You know and I know that when he says “anything” he means money. This is his business, but I have no cash on me, which I tell him, apologetically.

Kick pulls a plastic bag of half-smashed Ritz crackers out of her kittycat bag and, I swear to you on my grandmother’s life, unprompted by me, walks up and hands them to him.

What does it teach her, if I hug her afterward and tell her I was very proud of her for being kind?

What does it teach her, if I snatch her back by her ponytail and tell her not to give her things away to filthy street people?

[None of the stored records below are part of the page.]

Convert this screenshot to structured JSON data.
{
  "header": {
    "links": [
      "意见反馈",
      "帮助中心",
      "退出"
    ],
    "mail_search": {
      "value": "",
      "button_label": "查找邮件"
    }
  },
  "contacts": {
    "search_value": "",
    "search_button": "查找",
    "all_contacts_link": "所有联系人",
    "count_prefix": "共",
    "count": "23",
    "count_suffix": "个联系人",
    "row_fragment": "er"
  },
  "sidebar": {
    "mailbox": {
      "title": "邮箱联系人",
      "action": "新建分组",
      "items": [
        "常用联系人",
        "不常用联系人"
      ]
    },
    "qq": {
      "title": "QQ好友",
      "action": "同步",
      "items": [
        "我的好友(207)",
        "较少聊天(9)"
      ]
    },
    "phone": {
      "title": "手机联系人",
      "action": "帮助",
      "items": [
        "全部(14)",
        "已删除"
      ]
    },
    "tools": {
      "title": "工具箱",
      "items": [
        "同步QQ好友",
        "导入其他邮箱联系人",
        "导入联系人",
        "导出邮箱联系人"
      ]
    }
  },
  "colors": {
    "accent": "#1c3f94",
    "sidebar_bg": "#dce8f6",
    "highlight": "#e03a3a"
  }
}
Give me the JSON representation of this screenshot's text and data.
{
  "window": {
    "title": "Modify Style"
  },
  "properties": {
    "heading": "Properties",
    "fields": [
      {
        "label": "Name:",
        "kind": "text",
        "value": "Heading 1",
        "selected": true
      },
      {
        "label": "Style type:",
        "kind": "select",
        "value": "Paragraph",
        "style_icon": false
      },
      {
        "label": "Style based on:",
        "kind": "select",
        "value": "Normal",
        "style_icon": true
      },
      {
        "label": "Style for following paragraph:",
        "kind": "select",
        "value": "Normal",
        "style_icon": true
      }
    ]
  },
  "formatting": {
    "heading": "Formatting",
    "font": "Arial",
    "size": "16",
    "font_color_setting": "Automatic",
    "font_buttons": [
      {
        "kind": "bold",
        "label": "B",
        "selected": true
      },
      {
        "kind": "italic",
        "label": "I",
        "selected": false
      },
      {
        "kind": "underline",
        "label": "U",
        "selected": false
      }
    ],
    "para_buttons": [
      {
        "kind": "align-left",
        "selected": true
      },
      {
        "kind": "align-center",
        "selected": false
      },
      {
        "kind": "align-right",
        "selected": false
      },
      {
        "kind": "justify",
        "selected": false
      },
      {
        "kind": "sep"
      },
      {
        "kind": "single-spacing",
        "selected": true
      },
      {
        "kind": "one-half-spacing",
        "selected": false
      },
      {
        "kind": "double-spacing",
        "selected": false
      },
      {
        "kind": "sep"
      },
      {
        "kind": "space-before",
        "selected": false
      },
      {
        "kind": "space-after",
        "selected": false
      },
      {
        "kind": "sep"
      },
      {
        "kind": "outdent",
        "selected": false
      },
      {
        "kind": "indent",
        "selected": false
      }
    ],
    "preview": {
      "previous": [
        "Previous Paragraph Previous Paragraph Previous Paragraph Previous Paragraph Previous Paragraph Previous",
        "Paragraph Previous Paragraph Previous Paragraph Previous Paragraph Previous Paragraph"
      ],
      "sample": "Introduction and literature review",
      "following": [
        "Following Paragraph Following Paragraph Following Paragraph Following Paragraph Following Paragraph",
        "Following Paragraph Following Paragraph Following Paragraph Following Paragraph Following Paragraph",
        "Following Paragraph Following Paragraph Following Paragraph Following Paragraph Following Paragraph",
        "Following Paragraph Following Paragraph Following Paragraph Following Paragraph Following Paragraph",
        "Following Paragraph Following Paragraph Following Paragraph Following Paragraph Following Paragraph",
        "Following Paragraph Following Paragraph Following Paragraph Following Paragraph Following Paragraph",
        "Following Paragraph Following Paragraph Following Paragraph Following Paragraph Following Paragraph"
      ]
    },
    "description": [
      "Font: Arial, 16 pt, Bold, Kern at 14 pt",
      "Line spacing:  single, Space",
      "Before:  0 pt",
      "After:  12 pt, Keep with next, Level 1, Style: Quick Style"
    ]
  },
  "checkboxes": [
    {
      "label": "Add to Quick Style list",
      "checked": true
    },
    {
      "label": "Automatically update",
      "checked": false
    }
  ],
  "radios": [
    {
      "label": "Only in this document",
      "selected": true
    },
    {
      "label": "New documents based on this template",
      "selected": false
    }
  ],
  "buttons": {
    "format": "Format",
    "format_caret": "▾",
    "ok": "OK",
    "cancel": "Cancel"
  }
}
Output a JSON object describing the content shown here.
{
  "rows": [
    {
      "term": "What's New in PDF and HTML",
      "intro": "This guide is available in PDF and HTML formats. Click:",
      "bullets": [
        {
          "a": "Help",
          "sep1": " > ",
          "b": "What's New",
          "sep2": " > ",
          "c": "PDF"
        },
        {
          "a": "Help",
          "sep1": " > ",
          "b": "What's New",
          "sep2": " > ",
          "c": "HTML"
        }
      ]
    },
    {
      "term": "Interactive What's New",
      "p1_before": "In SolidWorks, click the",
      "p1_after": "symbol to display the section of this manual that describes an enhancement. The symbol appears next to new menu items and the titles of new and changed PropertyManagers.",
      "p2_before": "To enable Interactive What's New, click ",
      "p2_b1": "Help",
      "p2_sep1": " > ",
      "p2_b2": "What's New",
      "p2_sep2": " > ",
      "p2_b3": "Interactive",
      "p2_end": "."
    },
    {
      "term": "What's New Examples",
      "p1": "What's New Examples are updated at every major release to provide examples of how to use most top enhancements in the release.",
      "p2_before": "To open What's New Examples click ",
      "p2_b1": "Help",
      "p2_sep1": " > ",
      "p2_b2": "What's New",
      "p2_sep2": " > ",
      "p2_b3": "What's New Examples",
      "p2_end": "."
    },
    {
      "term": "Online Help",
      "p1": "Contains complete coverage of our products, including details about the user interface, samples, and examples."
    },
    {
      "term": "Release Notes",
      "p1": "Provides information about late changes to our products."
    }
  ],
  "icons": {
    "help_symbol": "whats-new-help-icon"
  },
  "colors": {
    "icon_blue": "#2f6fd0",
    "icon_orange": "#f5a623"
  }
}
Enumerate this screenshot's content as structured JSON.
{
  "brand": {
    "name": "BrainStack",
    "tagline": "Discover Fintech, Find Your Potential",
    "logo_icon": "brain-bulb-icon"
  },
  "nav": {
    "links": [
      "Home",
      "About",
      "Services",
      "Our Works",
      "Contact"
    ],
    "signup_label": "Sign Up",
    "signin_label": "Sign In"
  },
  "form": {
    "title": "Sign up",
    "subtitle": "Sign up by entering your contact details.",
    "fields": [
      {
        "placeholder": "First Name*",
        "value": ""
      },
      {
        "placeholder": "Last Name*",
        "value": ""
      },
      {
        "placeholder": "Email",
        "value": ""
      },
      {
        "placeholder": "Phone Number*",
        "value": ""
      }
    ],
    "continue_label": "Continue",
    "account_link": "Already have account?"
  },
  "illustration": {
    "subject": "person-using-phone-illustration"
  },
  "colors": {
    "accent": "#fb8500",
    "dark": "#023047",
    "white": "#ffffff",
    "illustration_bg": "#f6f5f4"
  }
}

Here’s the thing with children, the humbling terrifying thing: They believe anything you tell them. Literally anything. I once told Kick her grandfather was 114 years old and she thought it was true for a month. Anything that comes out of a grown-up’s mouth is facts, so here are the facts some children learned recently: 

Even though people are working with the administration that was actively putting children in cages and separating families, asking their own children to contribute to a paper wall was a bridge too far. “Horrified. We were horrified,” an anonymous attendee told Yahoo News. The outlet also has photos. The photos are gross in how benign they make the wall out to be.

In the photos, you can see the construction paper wall is made of bricks. Each brick has a name of a child on the red paper. There’s also an orange sign next to the wall, reading “AMERICA FIRST,” which is a known KKK credo, and a yellow construction sign with JOBS repeating over and over. Down the hallway from the makeshift wall was another display called “Trump’s Crew.” Underneath the sign, there was construction equipment.

Oh, I know, I know, this is indistinguishable from Michelle Obama teaching children to garden so they can grow their own vegetables because that’s the same type of nefarious propagandizing. This is just like Amy Carter rollerskating in the East Room, I mean, both sides.

Jesus Christ. Bad enough these kids are growing up around President Puss-Grab, a man who has been credibly accused of violent rape. Now they have to put their own tiny hands to the wheel of misery. Hopefully they won’t remember it and their families won’t whip out the photos every time they come home for Christmas and funerals. Hopefully it won’t stick.

It’s just so sad because: Kids want to be kind. They want to be good. They want to do right. It’s painful sometimes how much they want to do right, like you are six, babies, please don’t worry so much about scoring above satisfactory on the tests, you know? They’re tiny little balls of need and so here’s what you give them? A wall to build? That’s what you have to teach them?

I’m sure in their parents’ minds what they were teaching is that there are “bad people” in the world, and the wall is to keep them out. And that’s … a lesson, I guess, that you could spend your time on. You could spend all your time emphasizing the violence and danger of the world, and your kids will believe it because they want to be good and they want to listen to you. I think about that kind of power all the time. I think about how we use it.

A.

 

2 thoughts on “Carefully Taught

  1. So, yeah — I was in a tearing hurry because I needed to go 180 miles asap to babysit grandson1, and while I was gassing up the truck because this was an unplanned trip, this guy approached to ask me for “any help — I just want to go in and get something to eat” (gas pumps at food store, don’t ask).

    I said, “Can you eat peanut butter?” He said he could, so I took the package of peanut butter crackers, squeezable applesauce and a 6 oz can of tomato juice I’d tossed on top of my duffel to have a lunch on the road (I said I was in a tearing hurry, right?) and handed them over.

    He looked utterly astonished, but at least he had food.

    (I’m a woman who travels alone a lot. I don’t carry cash, period.)

  2. Samesame. We took the Amtrak from upstate NY to Chicago, and laid in some trip supplies and crap from Big Lots–dollar fleece blankets, eye shades, off-off-brand snacks and other crap. Get off in midtown, walk up to the street, and immediately set upon for a dollar cause I’m hungry. So handed the whole bag o’ crap to the guy. He turned and walked off a few paces, looking in the bag, which he then handed to an even shabbier looking guy.